The present configuration has 10 km horizontal
resolution, 30 vertical levels, and is embedded within a North
Atlantic ROMS model forced with 3-daily average winds and
climatological buoyancy fluxes. The embedding procedure imposes
external remotely forced mesoscale and seasonal variability with few
open boundary artifacts. Coastal freshwater inputs are applied
using observed USGS river flow data. The model exhibits recognized
features of local and remotely forced circulation: namely,
wind-driven upwelling in the MAB, buoyancy-driven river plumes, low
salinity on the MAB inner shelf, retention of passive particles in
the shelf-slope front, and interactions of Gulf Stream warm rings
with the slope region.
Studies are underway in a variety of nested regions within the Northwest Atlantic, as shown in Figure 2. The scientific and technical issues addressed in these studies include a better understanding of regional processes (wind-driven upwelling and associated bio-optical response, surface boundary layer dynamics under low wind speed conditions, material transport within buoyancy-driven plumes, etc.) as well as the development of data-assimilative regional prediction systems.
As one component of these ongoing studies on the Northwest Atlantic shelves, we are developing realistic simulations of shelf circulation, mesoscale events, and interannual variability associated with major climate modes such as the North Atlantic Oscillation.
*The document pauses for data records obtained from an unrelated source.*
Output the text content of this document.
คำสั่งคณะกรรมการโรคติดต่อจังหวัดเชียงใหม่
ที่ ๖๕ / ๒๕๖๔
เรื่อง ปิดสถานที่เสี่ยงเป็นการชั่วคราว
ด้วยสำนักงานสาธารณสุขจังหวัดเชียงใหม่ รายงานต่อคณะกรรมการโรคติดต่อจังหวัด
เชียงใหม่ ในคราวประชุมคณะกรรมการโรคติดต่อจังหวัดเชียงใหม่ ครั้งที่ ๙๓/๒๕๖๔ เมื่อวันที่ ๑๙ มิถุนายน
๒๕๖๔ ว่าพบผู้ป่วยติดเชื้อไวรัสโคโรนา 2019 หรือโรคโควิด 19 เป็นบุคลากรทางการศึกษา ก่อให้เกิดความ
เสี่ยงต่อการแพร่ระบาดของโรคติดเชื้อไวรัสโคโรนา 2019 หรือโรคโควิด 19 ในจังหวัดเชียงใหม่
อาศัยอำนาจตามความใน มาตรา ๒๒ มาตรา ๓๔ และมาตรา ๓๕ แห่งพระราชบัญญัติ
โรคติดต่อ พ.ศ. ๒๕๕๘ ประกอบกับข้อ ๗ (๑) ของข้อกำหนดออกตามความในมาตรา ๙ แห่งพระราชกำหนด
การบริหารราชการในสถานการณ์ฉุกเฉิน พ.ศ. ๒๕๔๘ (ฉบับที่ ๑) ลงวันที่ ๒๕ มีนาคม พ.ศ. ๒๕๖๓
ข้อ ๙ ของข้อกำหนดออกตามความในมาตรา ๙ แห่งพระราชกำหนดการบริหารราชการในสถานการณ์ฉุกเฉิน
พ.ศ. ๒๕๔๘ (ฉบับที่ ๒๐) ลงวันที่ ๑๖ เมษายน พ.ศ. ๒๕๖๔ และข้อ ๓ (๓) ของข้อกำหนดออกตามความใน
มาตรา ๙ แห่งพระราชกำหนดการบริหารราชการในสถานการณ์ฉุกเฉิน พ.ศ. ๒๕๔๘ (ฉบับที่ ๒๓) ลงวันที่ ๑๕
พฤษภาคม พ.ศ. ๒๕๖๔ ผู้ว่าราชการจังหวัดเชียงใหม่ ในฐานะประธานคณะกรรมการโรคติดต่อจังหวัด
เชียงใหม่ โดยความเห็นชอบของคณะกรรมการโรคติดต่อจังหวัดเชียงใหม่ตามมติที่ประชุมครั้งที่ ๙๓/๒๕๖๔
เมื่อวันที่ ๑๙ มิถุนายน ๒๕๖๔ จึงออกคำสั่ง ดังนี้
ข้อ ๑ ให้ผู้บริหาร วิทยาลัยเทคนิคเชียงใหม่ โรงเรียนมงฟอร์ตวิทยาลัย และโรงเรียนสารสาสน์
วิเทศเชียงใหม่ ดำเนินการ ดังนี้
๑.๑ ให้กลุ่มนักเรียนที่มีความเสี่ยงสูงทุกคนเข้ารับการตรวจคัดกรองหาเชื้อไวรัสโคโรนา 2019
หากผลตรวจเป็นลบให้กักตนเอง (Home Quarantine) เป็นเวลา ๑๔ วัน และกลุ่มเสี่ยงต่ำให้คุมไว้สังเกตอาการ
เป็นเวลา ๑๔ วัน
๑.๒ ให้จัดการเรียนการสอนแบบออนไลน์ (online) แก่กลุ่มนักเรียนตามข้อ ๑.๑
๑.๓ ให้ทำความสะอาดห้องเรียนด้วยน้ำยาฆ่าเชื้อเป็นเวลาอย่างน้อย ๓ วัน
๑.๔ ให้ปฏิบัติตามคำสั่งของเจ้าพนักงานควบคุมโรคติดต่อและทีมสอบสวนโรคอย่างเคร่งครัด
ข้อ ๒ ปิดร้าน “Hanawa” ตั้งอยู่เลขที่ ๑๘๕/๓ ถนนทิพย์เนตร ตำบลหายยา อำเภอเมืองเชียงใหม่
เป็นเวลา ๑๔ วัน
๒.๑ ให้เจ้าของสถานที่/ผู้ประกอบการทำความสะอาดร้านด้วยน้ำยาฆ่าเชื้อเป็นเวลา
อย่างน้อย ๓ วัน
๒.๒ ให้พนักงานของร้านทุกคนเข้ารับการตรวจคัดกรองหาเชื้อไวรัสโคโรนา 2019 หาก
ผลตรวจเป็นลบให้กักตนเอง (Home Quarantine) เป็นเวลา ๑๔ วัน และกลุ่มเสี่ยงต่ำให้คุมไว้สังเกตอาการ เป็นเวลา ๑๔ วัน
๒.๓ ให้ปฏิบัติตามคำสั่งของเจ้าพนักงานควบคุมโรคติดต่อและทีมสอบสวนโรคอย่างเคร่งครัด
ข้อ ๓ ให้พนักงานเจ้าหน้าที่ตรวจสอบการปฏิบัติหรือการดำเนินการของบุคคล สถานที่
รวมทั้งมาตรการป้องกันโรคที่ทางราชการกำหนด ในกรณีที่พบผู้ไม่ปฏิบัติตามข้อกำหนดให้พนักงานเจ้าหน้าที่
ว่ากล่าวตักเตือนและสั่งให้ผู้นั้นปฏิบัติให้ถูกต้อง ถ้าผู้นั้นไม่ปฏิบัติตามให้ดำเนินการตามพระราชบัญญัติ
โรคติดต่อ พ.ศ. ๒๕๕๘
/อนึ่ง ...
This will be achieved by improving the basin-scale embedding procedure to use results from the PARADIGM modeling effort (http://www.gso.uri.edu/paradigm/), and the retrospective North Atlantic eddy-resolving models of the Mercator (www.mercator.com.fr) and HYCOM (hycom.rsmas.miami.edu) groups that assimilate satellite altimetry, sea surface temperature, and Argo float profiles. This will impose observed weekly to interannual time scale variability (predominantly from altimetry) on the physical circulation.
Figure 1. Simulated temperature at 100 meters for 16 September 1993
obtained from ROMS v2.0. Inset shows surface salinity and velocity
in the MAB-SAB. Gray line defines the open boundary of the inner
domain at which the embedding conditions are applied with negligible
apparent discontinuity.
Figure 2. Nested domains currently in use or proposed within the
Northwest Atlantic: (1) the Northeast North Atlantic domain (see
also
Fig. 1),
(2) the Northeast Observing System, (3) the Coupled
Boundary Layer Air-Sea Transfer domain, (4) the Lagrangian Transport
and Transformation Experiment, (5) the NY/NJ Bight domain, and (6)
the region of the proposed Caribbean Sea prediction system.